On 16 September 2015, Alkarama and the Arab Coalition for Sudan (ACS) sent an urgent appeal to the United Nations Working Group on Enforced or Involuntary Disappearances (WGEID) regarding the abduction of member of the Arab Socialist Ba'ath Party, Babacar Moussa Issa, by the National Intelligence and Security Services (NISS) on 27 August 2015. Secretly detained by the NISS, Babacar would have been repeatedly subjected to torture since his arrest.
On 27 August 2015, members of the NISS wearing civilian clothes raided 56-year-old Babacar's engineering office in downtown Khartoum and took him to an unknown location. His office was subsequently closed and has since been under surveillance. A few days later, his family heard from former detainees that Babacar had in fact been detained in the NISS building located in Khartoum's 57th Street, where he had been tortured for three consecutive days, in retaliation for his political affiliations.

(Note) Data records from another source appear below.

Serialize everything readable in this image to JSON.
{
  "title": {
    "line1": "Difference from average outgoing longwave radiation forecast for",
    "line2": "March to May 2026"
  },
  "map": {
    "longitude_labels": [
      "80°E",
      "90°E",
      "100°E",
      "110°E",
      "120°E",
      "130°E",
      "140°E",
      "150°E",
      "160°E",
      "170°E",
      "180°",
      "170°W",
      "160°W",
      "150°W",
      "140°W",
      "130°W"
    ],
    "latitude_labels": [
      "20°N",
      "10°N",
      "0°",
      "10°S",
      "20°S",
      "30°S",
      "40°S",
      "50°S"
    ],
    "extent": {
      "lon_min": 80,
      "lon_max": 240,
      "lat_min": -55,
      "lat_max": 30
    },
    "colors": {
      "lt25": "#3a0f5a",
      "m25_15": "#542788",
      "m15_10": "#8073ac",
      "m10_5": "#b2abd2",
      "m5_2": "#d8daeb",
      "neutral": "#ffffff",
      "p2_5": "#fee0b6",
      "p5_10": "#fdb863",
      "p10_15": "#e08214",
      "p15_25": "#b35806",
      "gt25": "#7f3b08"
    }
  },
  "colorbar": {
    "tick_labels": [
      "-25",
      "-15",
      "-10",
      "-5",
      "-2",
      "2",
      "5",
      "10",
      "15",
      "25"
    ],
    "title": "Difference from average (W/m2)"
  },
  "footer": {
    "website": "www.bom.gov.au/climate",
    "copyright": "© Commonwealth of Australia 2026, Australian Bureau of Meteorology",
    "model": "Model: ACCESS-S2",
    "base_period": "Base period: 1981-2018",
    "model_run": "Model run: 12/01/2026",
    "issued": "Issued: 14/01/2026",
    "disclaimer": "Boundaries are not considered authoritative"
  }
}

His family tried to visit him but were denied entrance to the building, before being told by other detainees that he had actually been transferred to another detention centre since. Their initiatives to contact and see him have so far been unsuccessful and they fear he could be tortured again. This practice remains systematic and generalised in Sudan, particularly against individuals detained by the NISS. In fact, numerous reports emerging from detention centres have shown that the NISS tortures journalists, such as Ami Al Sunni Bannaga who was allegedly tortured in custody after his arrest while he was covering a demonstration, but also human rights defenders such as three young activists who were arrested in May 2014 and detained without charges in a NISS facility
This context is favoured by several laws, especially the National Security Act of 2010 that entitles the NISS to arrest individuals even in the absence of a legitimate suspicion that they have committed a crime and to detain them for 45 consecutive days without charges and for four and a half months without any judicial supervision. Furthermore, an immunity prevents the prosecution of NISS officers for abuses perpetrated in the course of their duty. These different elements create the breeding grounds for torture and ill-treatment in detention, without real possibilities for victims and their families to obtain justice.
With these local impediments in mind, Alkarama and ACS sent an urgent appeal to the United Nations Working Group on Enforced or Involuntary Disappearances (WGEID) to ask the Sudanese authorities to immediately release Babacar Moussa Issa. The Sudanese authorities should end their repression against political opponents, journalists and human rights defenders, and amend the National Security Act to put it in line with relevant human rights standards.